ANYWAY. Back to Elizabeth: The Golden Age. It's pretty awful. Everybody looks bored out of their minds. Abbie Cornish, who plays Elizabeth's little handmaiden (& is called Bess though her full name is ALSO Elizabeth OMG totally meaningful!!!1!!1!!), is boringly pretty in an utterly typical fashion & appears to have all the mental faculties of Tupperware (& that curtain in the picture at left looks almost exactly like the shower curtain I had before I got my silver disco-tastic one). The usually yummy Clive Owen, who generally manages to be the only generically handsome leading man type that I crush on & I admit provided quite the impetus for me to move this to the top of my queue, delivers the most ridiculous lines as though he believes them not one iota. You must say the platitudes as though they emerge from the very bowels of your shallow soul, man! His clear disdain for his words makes him a poor character. And, really, the entire cast seems to be comprised of somnolent Cesares. Sheesh. With the sole exception of Ms. Blanchett, who (1) appears marginally interested & (2) has the dignity to believe in her dialogue cliches. Should you insist upon watching it, just compare the moment at which Owen says, "We mortals have many weaknesses; we feel too much, hurt too much or too soon we die, but we do have the chance of love" with Blanchett's delivery of "I have a hurricane in me that will strip Spain bare when you dare to try me!" It's no more possible to believe that Sir Walter Raleigh has any fucking clue about love than it is to doubt inner fury with which Elizabeth burns. Actually, the scene in which she exclaims with righteous fury, "You ask my permission before you fuck. Before you breed. My bitches wear MY collars" whilst slapping the bitch in question is the single moment of fabulosity in the film entire. (Though...if her bitches really did wear her collars, it probably would have been a way more interesting movie.)

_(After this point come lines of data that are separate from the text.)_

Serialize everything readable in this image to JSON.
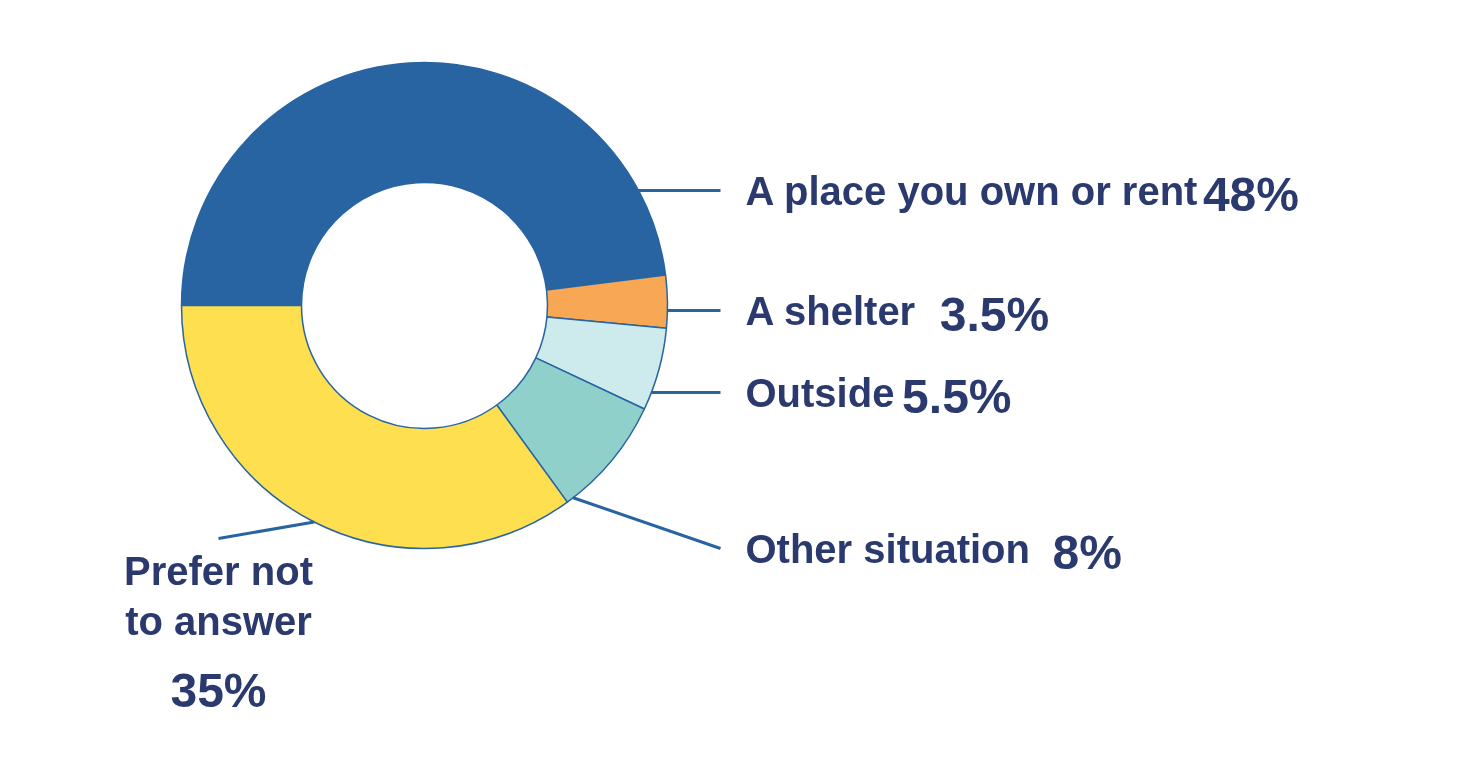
{
  "chart_data": {
    "type": "donut",
    "categories": [
      "A place you own or rent",
      "A shelter",
      "Outside",
      "Other situation",
      "Prefer not to answer"
    ],
    "values": [
      48,
      3.5,
      5.5,
      8,
      35
    ],
    "colors": [
      "#2864a2",
      "#f8a755",
      "#cdeaec",
      "#8fd0cb",
      "#fddf50"
    ],
    "value_labels": [
      "48%",
      "3.5%",
      "5.5%",
      "8%",
      "35%"
    ]
  }
}
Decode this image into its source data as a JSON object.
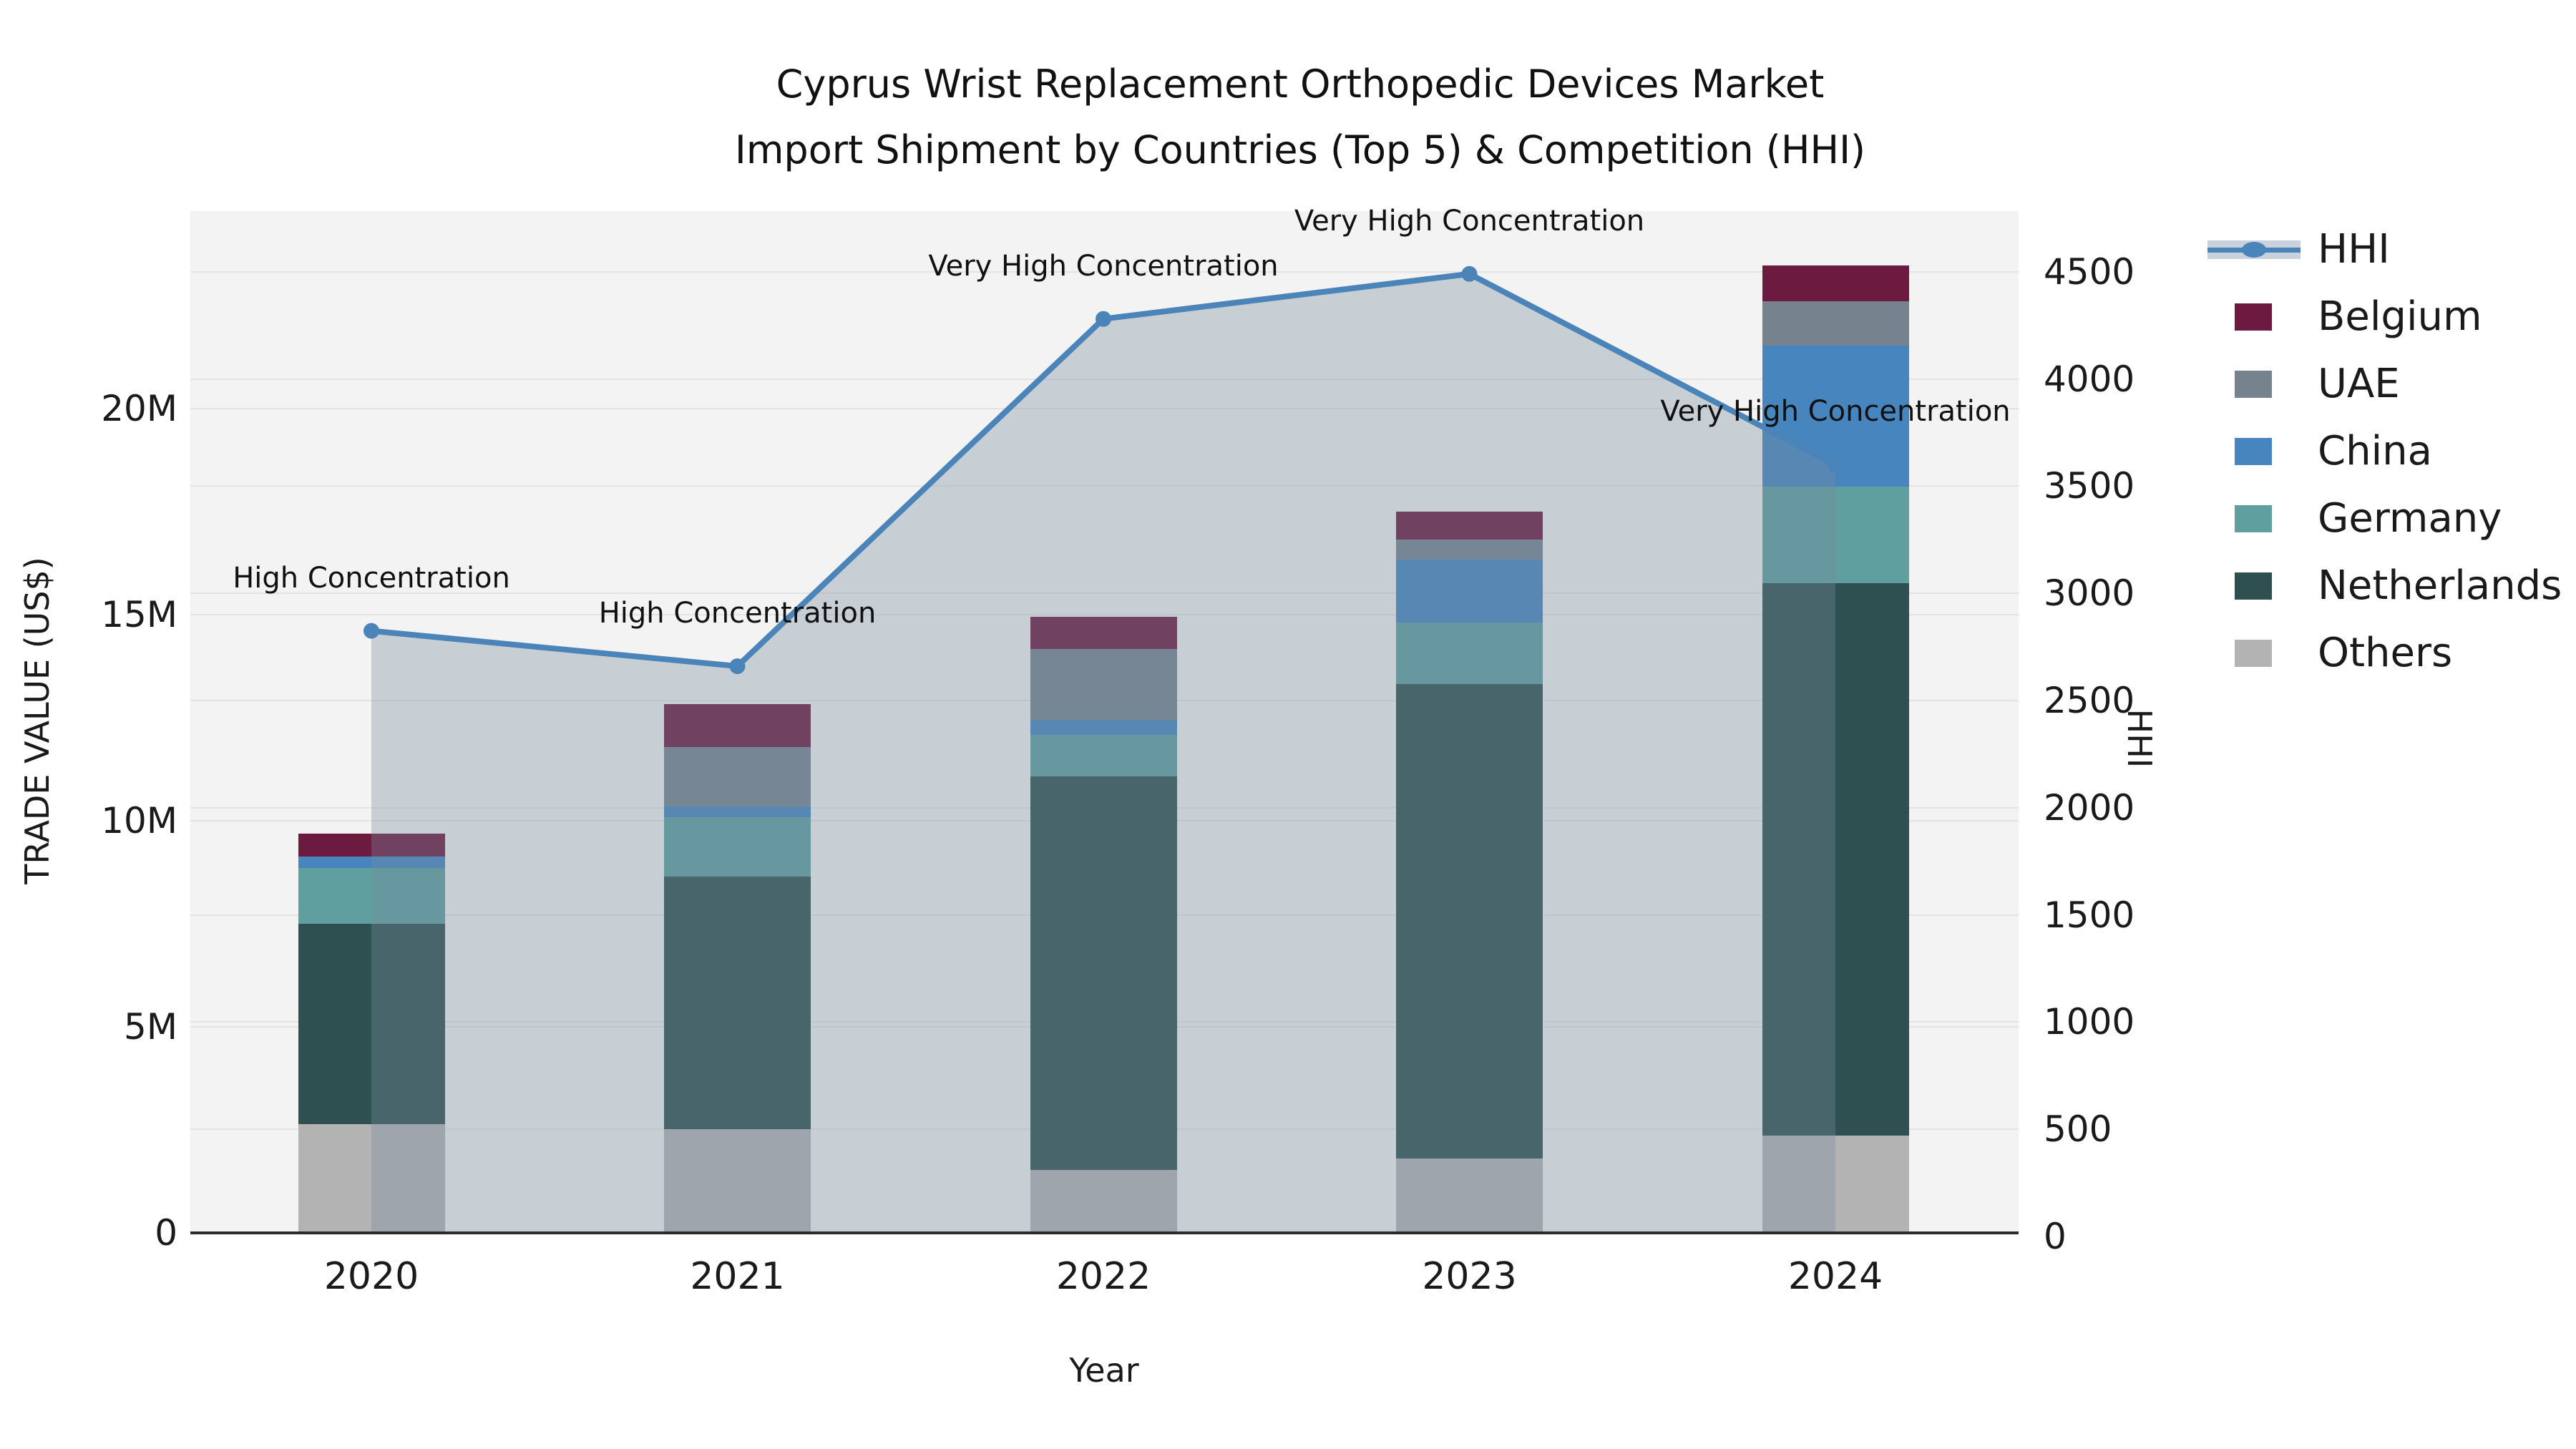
{
  "title": {
    "line1": "Cyprus Wrist Replacement Orthopedic Devices Market",
    "line2": "Import Shipment by Countries (Top 5) & Competition (HHI)"
  },
  "axes": {
    "x_label": "Year",
    "y_left_label": "TRADE VALUE (US$)",
    "y_right_label": "HHI",
    "y_left_ticks": [
      "0",
      "5M",
      "10M",
      "15M",
      "20M"
    ],
    "y_right_ticks": [
      "0",
      "500",
      "1000",
      "1500",
      "2000",
      "2500",
      "3000",
      "3500",
      "4000",
      "4500"
    ]
  },
  "chart_data": {
    "type": "bar+line",
    "title": "Cyprus Wrist Replacement Orthopedic Devices Market Import Shipment by Countries (Top 5) & Competition (HHI)",
    "categories": [
      "2020",
      "2021",
      "2022",
      "2023",
      "2024"
    ],
    "bar_unit": "million US$",
    "stack_order_bottom_to_top": [
      "Others",
      "Netherlands",
      "Germany",
      "China",
      "UAE",
      "Belgium"
    ],
    "series": [
      {
        "name": "Others",
        "color": "#b3b3b3",
        "values": [
          2.64,
          2.52,
          1.52,
          1.8,
          2.36
        ]
      },
      {
        "name": "Netherlands",
        "color": "#2f5050",
        "values": [
          4.86,
          6.12,
          9.55,
          11.51,
          13.41
        ]
      },
      {
        "name": "Germany",
        "color": "#5f9fa0",
        "values": [
          1.35,
          1.45,
          1.02,
          1.5,
          2.34
        ]
      },
      {
        "name": "China",
        "color": "#4685bd",
        "values": [
          0.28,
          0.25,
          0.36,
          1.53,
          3.42
        ]
      },
      {
        "name": "UAE",
        "color": "#76838f",
        "values": [
          0.0,
          1.45,
          1.71,
          0.49,
          1.07
        ]
      },
      {
        "name": "Belgium",
        "color": "#6d1a41",
        "values": [
          0.56,
          1.04,
          0.78,
          0.67,
          0.87
        ]
      }
    ],
    "bar_totals": [
      9.69,
      12.83,
      14.94,
      17.5,
      23.47
    ],
    "line": {
      "name": "HHI",
      "axis": "right",
      "color": "#4a84b8",
      "area_fill": "rgba(120,140,160,0.35)",
      "values": [
        2825,
        2660,
        4280,
        4490,
        3600
      ]
    },
    "annotations": [
      "High Concentration",
      "High Concentration",
      "Very High Concentration",
      "Very High Concentration",
      "Very High Concentration"
    ],
    "xlabel": "Year",
    "ylabel_left": "TRADE VALUE (US$)",
    "ylabel_right": "HHI",
    "ylim_left_millions": [
      0,
      24.8
    ],
    "ylim_right": [
      0,
      4780
    ],
    "grid": true,
    "legend_position": "right"
  },
  "legend": {
    "items": [
      {
        "label": "HHI",
        "type": "line",
        "color": "#4a84b8"
      },
      {
        "label": "Belgium",
        "type": "square",
        "color": "#6d1a41"
      },
      {
        "label": "UAE",
        "type": "square",
        "color": "#76838f"
      },
      {
        "label": "China",
        "type": "square",
        "color": "#4685bd"
      },
      {
        "label": "Germany",
        "type": "square",
        "color": "#5f9fa0"
      },
      {
        "label": "Netherlands",
        "type": "square",
        "color": "#2f5050"
      },
      {
        "label": "Others",
        "type": "square",
        "color": "#b3b3b3"
      }
    ]
  },
  "colors": {
    "plot_background": "#f2f3f2",
    "gridline": "#e3e3e3",
    "axis_line": "#2b2b2b",
    "text": "#1a1a1a"
  }
}
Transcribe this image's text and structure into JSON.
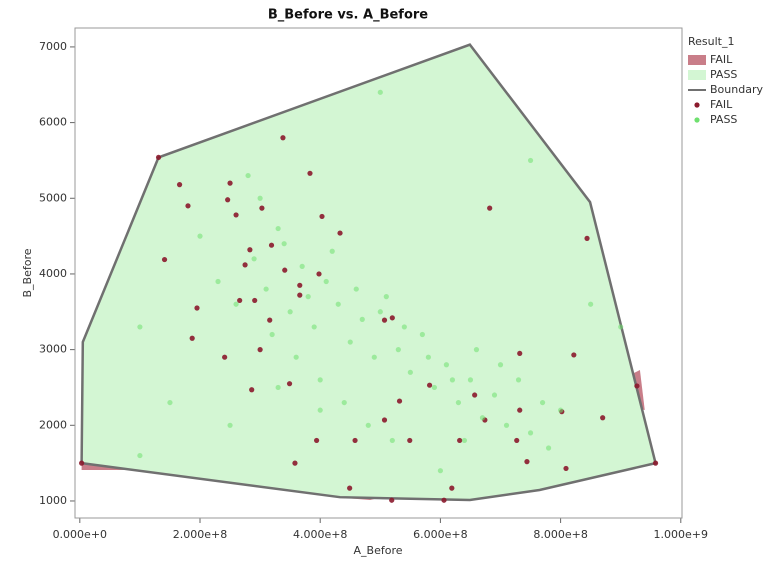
{
  "chart_data": {
    "type": "scatter",
    "title": "B_Before vs. A_Before",
    "xlabel": "A_Before",
    "ylabel": "B_Before",
    "legend_title": "Result_1",
    "legend": "right",
    "xlim": [
      -8000000,
      1002000000
    ],
    "ylim": [
      775,
      7250
    ],
    "xticks": [
      {
        "value": 0,
        "label": "0.000e+0"
      },
      {
        "value": 200000000,
        "label": "2.000e+8"
      },
      {
        "value": 400000000,
        "label": "4.000e+8"
      },
      {
        "value": 600000000,
        "label": "6.000e+8"
      },
      {
        "value": 800000000,
        "label": "8.000e+8"
      },
      {
        "value": 1000000000,
        "label": "1.000e+9"
      }
    ],
    "yticks": [
      1000,
      2000,
      3000,
      4000,
      5000,
      6000,
      7000
    ],
    "series": [
      {
        "name": "FAIL",
        "mark": "area",
        "color": "#c97e89",
        "polygons": [
          {
            "x": [
              586000000.0,
              674000000.0,
              765000000.0,
              674000000.0,
              602000000.0
            ],
            "y": [
              5637,
              5927,
              4910,
              4448,
              4738
            ]
          },
          {
            "x": [
              136000000.0,
              416000000.0,
              433000000.0,
              300000000.0,
              191000000.0,
              175000000.0
            ],
            "y": [
              5571,
              6073,
              5663,
              5505,
              5440,
              5174
            ]
          },
          {
            "x": [
              75000000.0,
              166000000.0,
              241000000.0,
              258000000.0,
              183000000.0
            ],
            "y": [
              3695,
              4448,
              4976,
              4514,
              4157
            ]
          },
          {
            "x": [
              208000000.0,
              275000000.0,
              324000000.0,
              316000000.0,
              266000000.0,
              225000000.0
            ],
            "y": [
              5174,
              5306,
              5042,
              4316,
              4118,
              4580
            ]
          },
          {
            "x": [
              166000000.0,
              216000000.0,
              220000000.0,
              175000000.0,
              163000000.0
            ],
            "y": [
              3655,
              3629,
              3127,
              3061,
              3127
            ]
          },
          {
            "x": [
              3000000.0,
              50000000.0,
              83000000.0,
              3000000.0
            ],
            "y": [
              1872,
              1674,
              1410,
              1410
            ]
          },
          {
            "x": [
              441000000.0,
              491000000.0,
              541000000.0,
              483000000.0,
              441000000.0
            ],
            "y": [
              1277,
              1343,
              1119,
              1013,
              1040
            ]
          },
          {
            "x": [
              699000000.0,
              799000000.0,
              832000000.0,
              749000000.0
            ],
            "y": [
              1410,
              1515,
              1410,
              1211
            ]
          },
          {
            "x": [
              865000000.0,
              948000000.0,
              958000000.0,
              865000000.0
            ],
            "y": [
              1568,
              1647,
              1515,
              1410
            ]
          },
          {
            "x": [
              840000000.0,
              857000000.0,
              832000000.0
            ],
            "y": [
              4646,
              4157,
              4448
            ]
          },
          {
            "x": [
              899000000.0,
              932000000.0,
              940000000.0,
              907000000.0
            ],
            "y": [
              2598,
              2731,
              2202,
              2268
            ]
          },
          {
            "x": [
              566000000.0,
              599000000.0,
              624000000.0,
              574000000.0
            ],
            "y": [
              1410,
              1476,
              1145,
              1079
            ]
          }
        ]
      },
      {
        "name": "PASS",
        "mark": "area",
        "color": "#d3f6d3",
        "polygons": [
          {
            "x": [
              3000000.0,
              5000000.0,
              131000000.0,
              649000000.0,
              849000000.0,
              958000000.0,
              765000000.0,
              649000000.0,
              433000000.0
            ],
            "y": [
              1500,
              3100,
              5540,
              7030,
              4950,
              1500,
              1145,
              1013,
              1050
            ]
          }
        ]
      },
      {
        "name": "Boundary",
        "mark": "line",
        "color": "#707070",
        "x": [
          3000000.0,
          5000000.0,
          131000000.0,
          649000000.0,
          849000000.0,
          958000000.0,
          765000000.0,
          649000000.0,
          433000000.0,
          3000000.0
        ],
        "y": [
          1500,
          3100,
          5540,
          7030,
          4950,
          1500,
          1145,
          1013,
          1050,
          1500
        ]
      },
      {
        "name": "FAIL",
        "mark": "points",
        "color": "#8b1a2c",
        "x": [
          3000000.0,
          131000000.0,
          338000000.0,
          383000000.0,
          166000000.0,
          180000000.0,
          141000000.0,
          195000000.0,
          187000000.0,
          241000000.0,
          286000000.0,
          349000000.0,
          398000000.0,
          403000000.0,
          433000000.0,
          507000000.0,
          520000000.0,
          532000000.0,
          458000000.0,
          394000000.0,
          358000000.0,
          449000000.0,
          519000000.0,
          606000000.0,
          619000000.0,
          682000000.0,
          732000000.0,
          732000000.0,
          727000000.0,
          744000000.0,
          802000000.0,
          809000000.0,
          844000000.0,
          822000000.0,
          870000000.0,
          927000000.0,
          958000000.0,
          300000000.0,
          266000000.0,
          316000000.0,
          291000000.0,
          366000000.0,
          246000000.0,
          260000000.0,
          283000000.0,
          319000000.0,
          341000000.0,
          366000000.0,
          275000000.0,
          303000000.0,
          250000000.0,
          632000000.0,
          674000000.0,
          582000000.0,
          657000000.0,
          549000000.0,
          507000000.0
        ],
        "y": [
          1500,
          5540,
          5800,
          5330,
          5180,
          4900,
          4190,
          3550,
          3150,
          2900,
          2470,
          2550,
          4000,
          4760,
          4540,
          3390,
          3420,
          2320,
          1800,
          1800,
          1500,
          1170,
          1010,
          1010,
          1170,
          4870,
          2950,
          2200,
          1800,
          1520,
          2180,
          1430,
          4470,
          2930,
          2100,
          2520,
          1500,
          3000,
          3650,
          3390,
          3650,
          3720,
          4980,
          4780,
          4320,
          4380,
          4050,
          3850,
          4120,
          4870,
          5200,
          1800,
          2070,
          2530,
          2400,
          1800,
          2070
        ]
      },
      {
        "name": "PASS",
        "mark": "points",
        "color": "#6fe06f",
        "x": [
          200000000.0,
          230000000.0,
          260000000.0,
          290000000.0,
          310000000.0,
          330000000.0,
          350000000.0,
          370000000.0,
          390000000.0,
          410000000.0,
          430000000.0,
          450000000.0,
          470000000.0,
          490000000.0,
          510000000.0,
          530000000.0,
          550000000.0,
          570000000.0,
          590000000.0,
          610000000.0,
          630000000.0,
          650000000.0,
          670000000.0,
          690000000.0,
          710000000.0,
          730000000.0,
          750000000.0,
          770000000.0,
          320000000.0,
          360000000.0,
          400000000.0,
          440000000.0,
          480000000.0,
          520000000.0,
          300000000.0,
          280000000.0,
          340000000.0,
          380000000.0,
          420000000.0,
          460000000.0,
          500000000.0,
          540000000.0,
          580000000.0,
          620000000.0,
          660000000.0,
          700000000.0,
          800000000.0,
          850000000.0,
          150000000.0,
          100000000.0,
          250000000.0,
          600000000.0,
          900000000.0,
          750000000.0,
          500000000.0,
          100000000.0,
          330000000.0,
          400000000.0,
          640000000.0,
          780000000.0
        ],
        "y": [
          4500,
          3900,
          3600,
          4200,
          3800,
          4600,
          3500,
          4100,
          3300,
          3900,
          3600,
          3100,
          3400,
          2900,
          3700,
          3000,
          2700,
          3200,
          2500,
          2800,
          2300,
          2600,
          2100,
          2400,
          2000,
          2600,
          1900,
          2300,
          3200,
          2900,
          2600,
          2300,
          2000,
          1800,
          5000,
          5300,
          4400,
          3700,
          4300,
          3800,
          3500,
          3300,
          2900,
          2600,
          3000,
          2800,
          2200,
          3600,
          2300,
          1600,
          2000,
          1400,
          3300,
          5500,
          6400,
          3300,
          2500,
          2200,
          1800,
          1700
        ]
      }
    ]
  }
}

The problem is, this Elizabeth is simply not as compelling or interesting as the first film's. She has already chosen power over love, & apparently the writers' solution to creating romantic intrigue is to make her a whiny vicious sex-starved shrew. I don't know. Shouldn't it, to paraphrase Mel Brooks, be good to be the queen? I mean...surely she could get herself some ass right quick. Which wouldn't really solve the whole love-hungry thing, but at least it'd take care of the sex, right? UGH. I really fucking hate it when movies make me play feminist. It is so very irritatingly inimical to my nature. My solution then? Focus on the production elements to maintain interest. And, oh my, I want, I need, I long for a foyer that would do justice to this:



We'll ignore the raging obviousness of that purple. I, um, actually got bored enough to take my own pictures during the film, in case I couldn't find any online. So here's another:


And, holy cow, the horse frills & THAT MARVELOUS CAPE:


I want that cape. Were I a butch lesbian, I would probably have serious Cate Blanchett fantasies from the armor, too.

I also decided that feathers are totally ready for their accoutrement-status comeback in both clothing & home fashion(love the collar too):


Seriously, I'm starting to think I may have missed my calling. I would be a fantastic decorator.